The furore was loud and to be expected. When Malaysian Tourism Minister Ng Yen Yen accused other countries of “hijacking” Malaysia’s food and claimed dishes such as Hainanese Chicken Rice, Chilli Crab, Laksa, Nasi Lemak and Bak Kut Teh as Malaysian, she sparked a controversy amongst Singaporeans, Indonesians and even Malaysians crying foul over the idea that any particular dish can be ‘claimed’ by a single nation.
Ms Ng went on to later clarify that she never meant to patent any dishes, but rather to start promoting some of these items as Malaysian tourist products, but the damage had been done, with commenters on both sides of the causeway weighing in on whose food belongs to whom.
I find the current arguments over food sovereignty mildly amusing because most of the foods in question are enjoyed over a geographic region that often ignore national borders, so to claim a single dish to belonging to a single country is quite riduculous. And more often than not, dishes change slightly depending on the region it resides: Katong Laksa in Singapore is a little like the laksa you’ll find in Malacca, but not at all like the laksa you’ll find in Penang or in Sarawak. I’m proud to say that I’ve tasted all of them, and they are all wonderful in their own right, and the differences in these four laksas make me think of laksa less as a distinct culinary dish and more like a general cooking method.
The same goes for Chicken Rice: sample this dish in Indonesia, Malaysia, Singapore and Thailand and you’ll get four dishes that are same same, but different. Arguing about whose food it belongs to is like arguing which is the correct form of the riddle: it doesn’t matter if it’s a chicken, a cow, or a hippopotamus that crosses the road. It still gets to the other side. And who cares where some unnamed Hainanese uncle invented the dish? The point is that today we all (the half-a-billion people living in Southeast Asia) enjoy eating chicken rice. Making claims over where it originates is probably impossible to prove and it certainly won’t make the dish any tastier.

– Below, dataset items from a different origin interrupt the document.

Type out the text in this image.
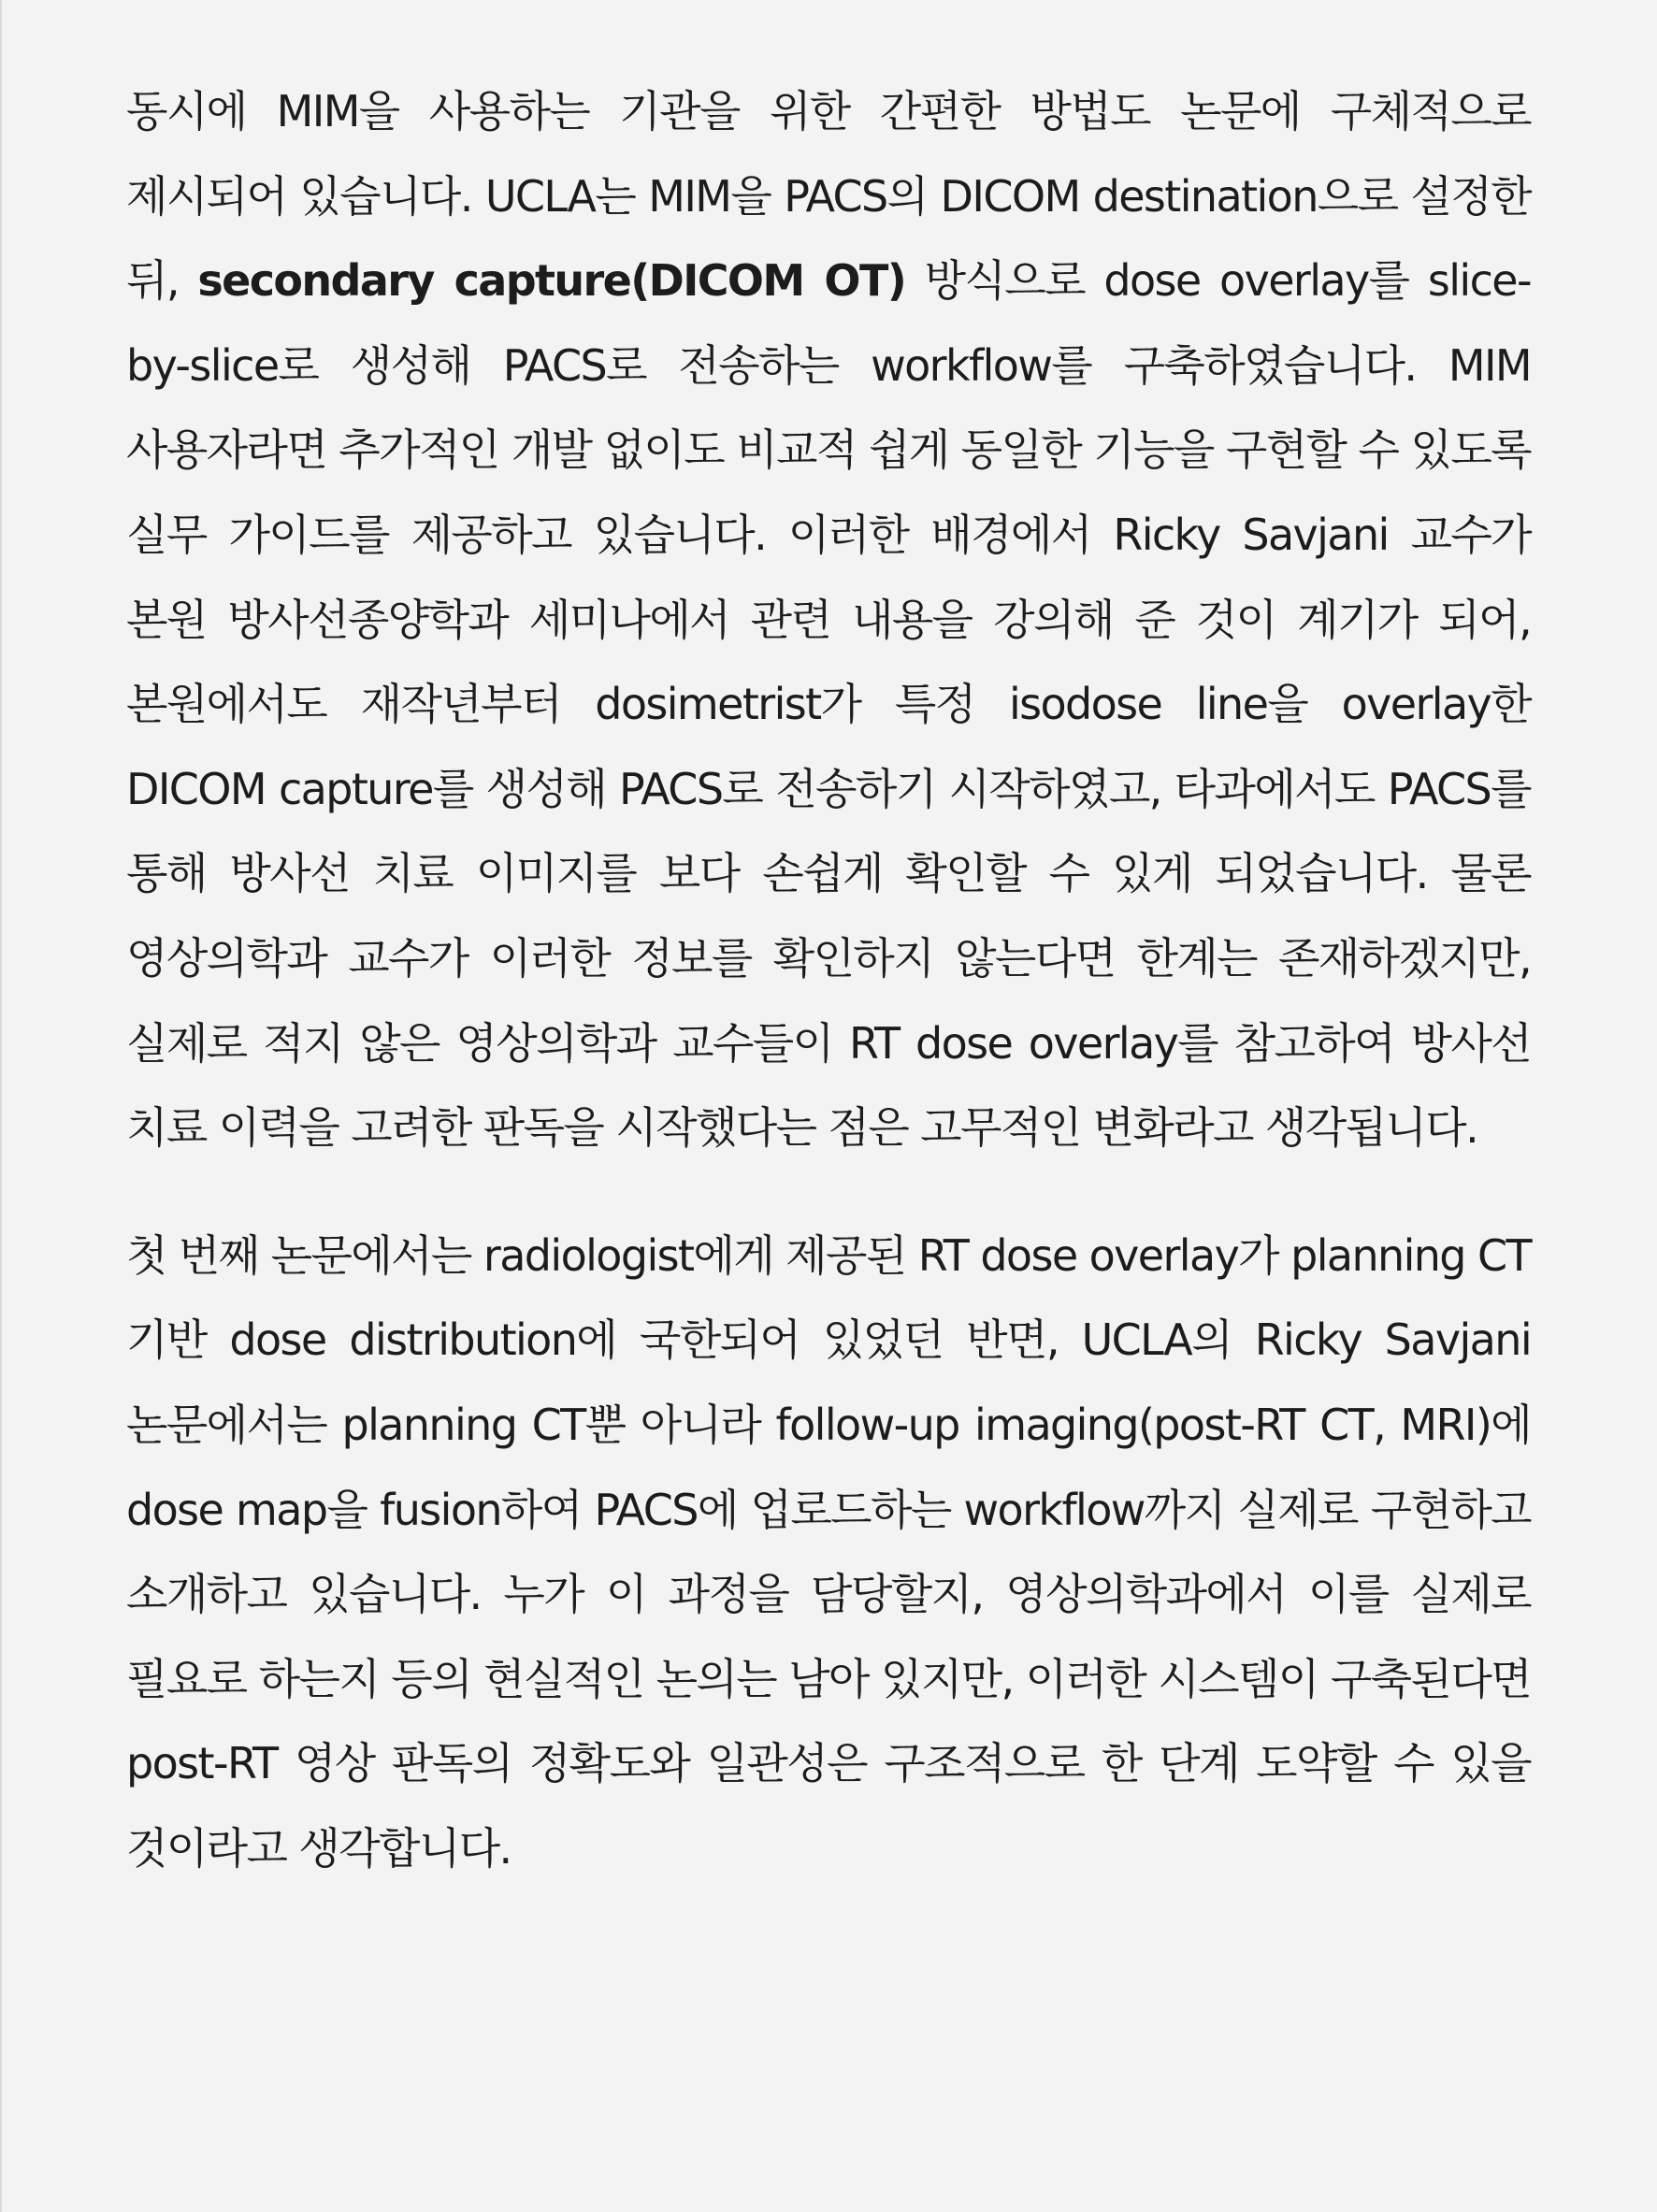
동시에 MIM을 사용하는 기관을 위한 간편한 방법도 논문에 구체적으로 제시되어 있습니다. UCLA는 MIM을 PACS의 DICOM destination으로 설정한 뒤, secondary capture(DICOM OT) 방식으로 dose overlay를 slice-by-slice로 생성해 PACS로 전송하는 workflow를 구축하였습니다. MIM 사용자라면 추가적인 개발 없이도 비교적 쉽게 동일한 기능을 구현할 수 있도록 실무 가이드를 제공하고 있습니다. 이러한 배경에서 Ricky Savjani 교수가 본원 방사선종양학과 세미나에서 관련 내용을 강의해 준 것이 계기가 되어, 본원에서도 재작년부터 dosimetrist가 특정 isodose line을 overlay한 DICOM capture를 생성해 PACS로 전송하기 시작하였고, 타과에서도 PACS를 통해 방사선 치료 이미지를 보다 손쉽게 확인할 수 있게 되었습니다. 물론 영상의학과 교수가 이러한 정보를 확인하지 않는다면 한계는 존재하겠지만, 실제로 적지 않은 영상의학과 교수들이 RT dose overlay를 참고하여 방사선 치료 이력을 고려한 판독을 시작했다는 점은 고무적인 변화라고 생각됩니다.

첫 번째 논문에서는 radiologist에게 제공된 RT dose overlay가 planning CT 기반 dose distribution에 국한되어 있었던 반면, UCLA의 Ricky Savjani 논문에서는 planning CT뿐 아니라 follow-up imaging(post-RT CT, MRI)에 dose map을 fusion하여 PACS에 업로드하는 workflow까지 실제로 구현하고 소개하고 있습니다. 누가 이 과정을 담당할지, 영상의학과에서 이를 실제로 필요로 하는지 등의 현실적인 논의는 남아 있지만, 이러한 시스템이 구축된다면 post-RT 영상 판독의 정확도와 일관성은 구조적으로 한 단계 도약할 수 있을 것이라고 생각합니다.
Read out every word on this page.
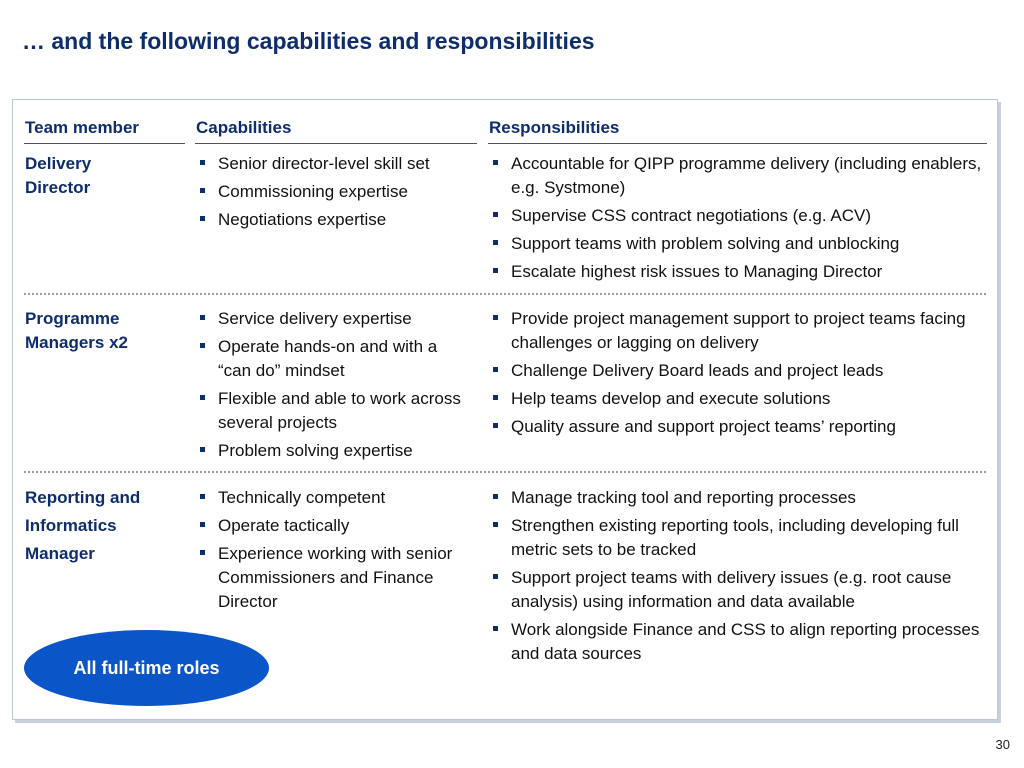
… and the following capabilities and responsibilities
Team member	Capabilities	Responsibilities
Delivery
Director
Senior director-level skill set
Commissioning expertise
Negotiations expertise
Accountable for QIPP programme delivery (including enablers, e.g. Systmone)
Supervise CSS contract negotiations (e.g. ACV)
Support teams with problem solving and unblocking
Escalate highest risk issues to Managing Director
Programme
Managers x2
Service delivery expertise
Operate hands-on and with a “can do” mindset
Flexible and able to work across several projects
Problem solving expertise
Provide project management support to project teams facing challenges or lagging on delivery
Challenge Delivery Board leads and project leads
Help teams develop and execute solutions
Quality assure and support project teams’ reporting
Reporting and
Informatics
Manager
Technically competent
Operate tactically
Experience working with senior Commissioners and Finance Director
Manage tracking tool and reporting processes
Strengthen existing reporting tools, including developing full metric sets to be tracked
Support project teams with delivery issues (e.g. root cause analysis) using information and data available
Work alongside Finance and CSS to align reporting processes and data sources
All full-time roles
30
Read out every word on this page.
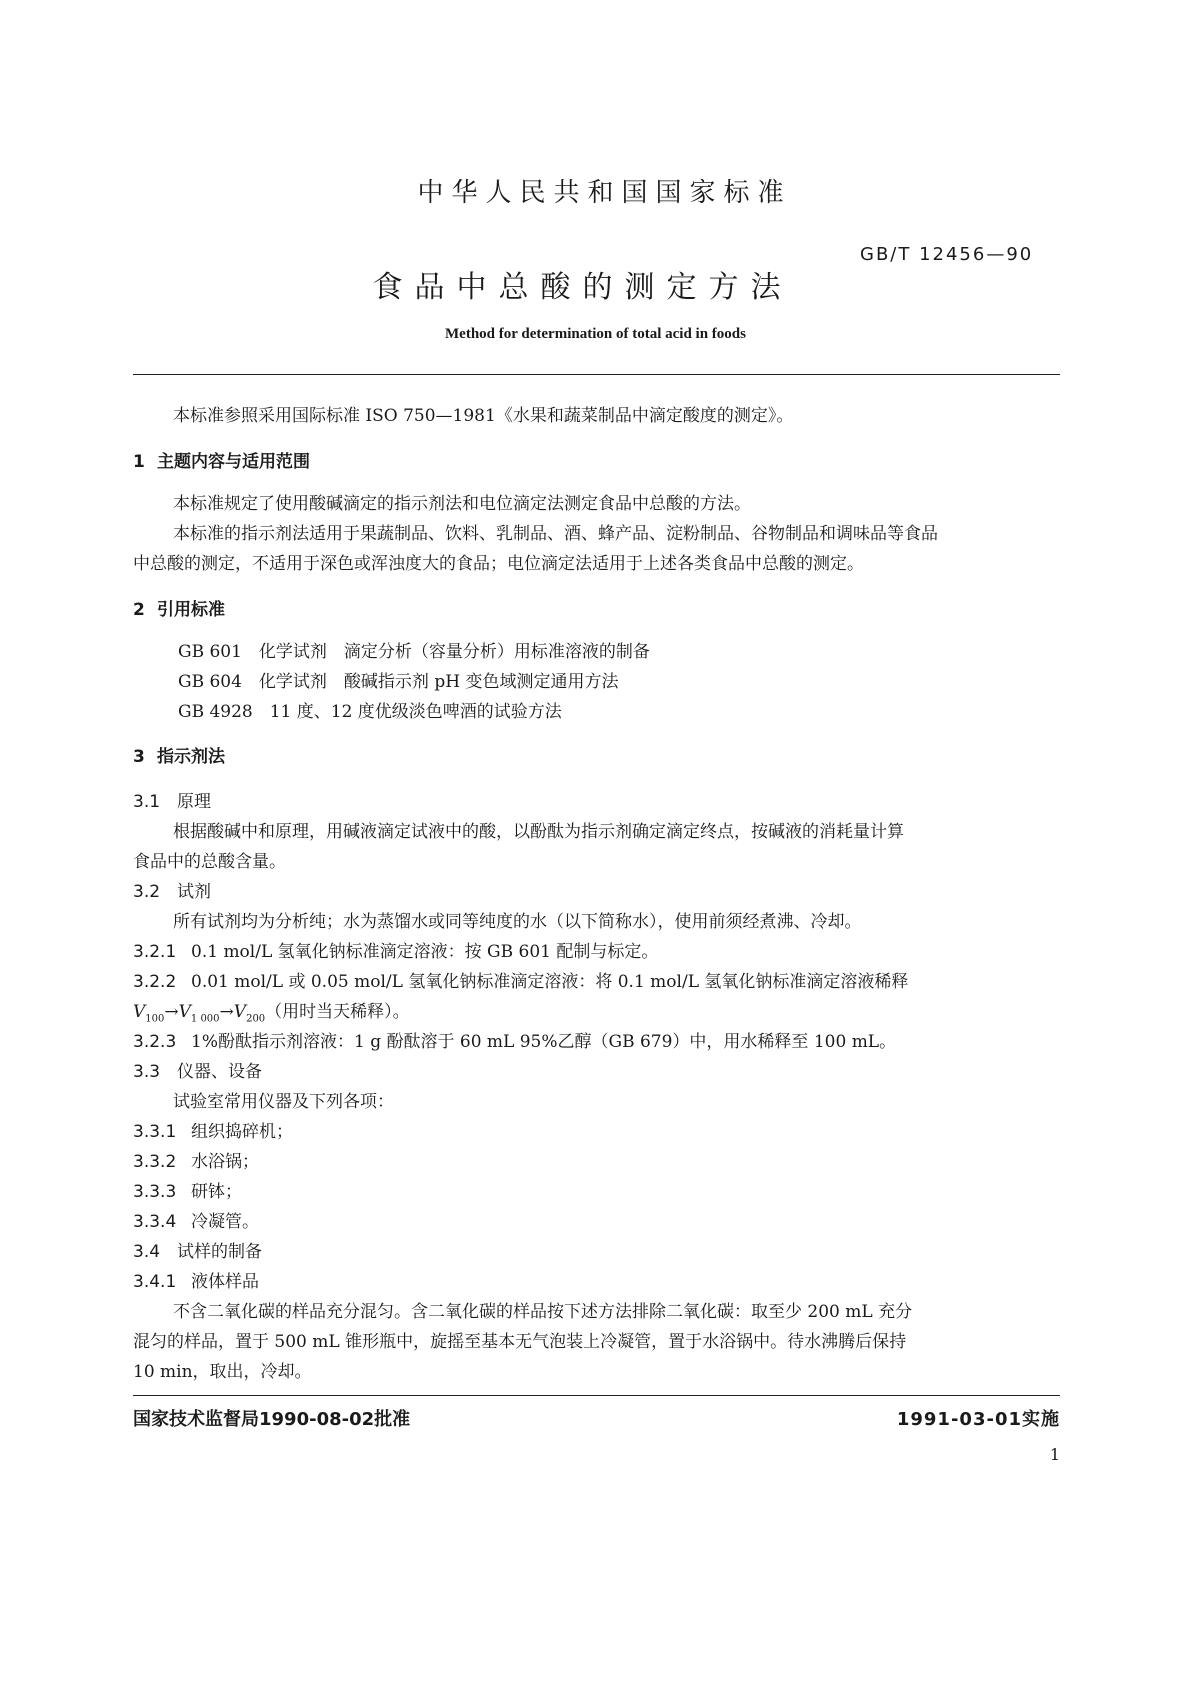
中华人民共和国国家标准
GB/T 12456—90
食品中总酸的测定方法
Method for determination of total acid in foods
本标准参照采用国际标准 ISO 750—1981《水果和蔬菜制品中滴定酸度的测定》。
1 主题内容与适用范围
本标准规定了使用酸碱滴定的指示剂法和电位滴定法测定食品中总酸的方法。
本标准的指示剂法适用于果蔬制品、饮料、乳制品、酒、蜂产品、淀粉制品、谷物制品和调味品等食品
中总酸的测定，不适用于深色或浑浊度大的食品；电位滴定法适用于上述各类食品中总酸的测定。
2 引用标准
GB 601　化学试剂　滴定分析（容量分析）用标准溶液的制备
GB 604　化学试剂　酸碱指示剂 pH 变色域测定通用方法
GB 4928　11 度、12 度优级淡色啤酒的试验方法
3 指示剂法
3.1 原理
根据酸碱中和原理，用碱液滴定试液中的酸，以酚酞为指示剂确定滴定终点，按碱液的消耗量计算
食品中的总酸含量。
3.2 试剂
所有试剂均为分析纯；水为蒸馏水或同等纯度的水（以下简称水），使用前须经煮沸、冷却。
3.2.1 0.1 mol/L 氢氧化钠标准滴定溶液：按 GB 601 配制与标定。
3.2.2 0.01 mol/L 或 0.05 mol/L 氢氧化钠标准滴定溶液：将 0.1 mol/L 氢氧化钠标准滴定溶液稀释
$V_{100}\to V_{1 000}\to V_{200}$（用时当天稀释）。
3.2.3 1%酚酞指示剂溶液：1 g 酚酞溶于 60 mL 95%乙醇（GB 679）中，用水稀释至 100 mL。
3.3 仪器、设备
试验室常用仪器及下列各项：
3.3.1 组织捣碎机；
3.3.2 水浴锅；
3.3.3 研钵；
3.3.4 冷凝管。
3.4 试样的制备
3.4.1 液体样品
不含二氧化碳的样品充分混匀。含二氧化碳的样品按下述方法排除二氧化碳：取至少 200 mL 充分
混匀的样品，置于 500 mL 锥形瓶中，旋摇至基本无气泡装上冷凝管，置于水浴锅中。待水沸腾后保持
10 min，取出，冷却。
国家技术监督局1990-08-02批准	1991-03-01实施
1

I’m not against promoting regional specialities – I certainly enjoy Penang char kway teow more than our local version which has broader noodles. But I find the jingoistic claims to “our food” versus “your food” slightly irritating. Do we really want to nationalise our culinary heritage, to such point that we accuse other people, who have been eating the same food for generations, as hijackers? Shouldn’t food unite us more than it divides?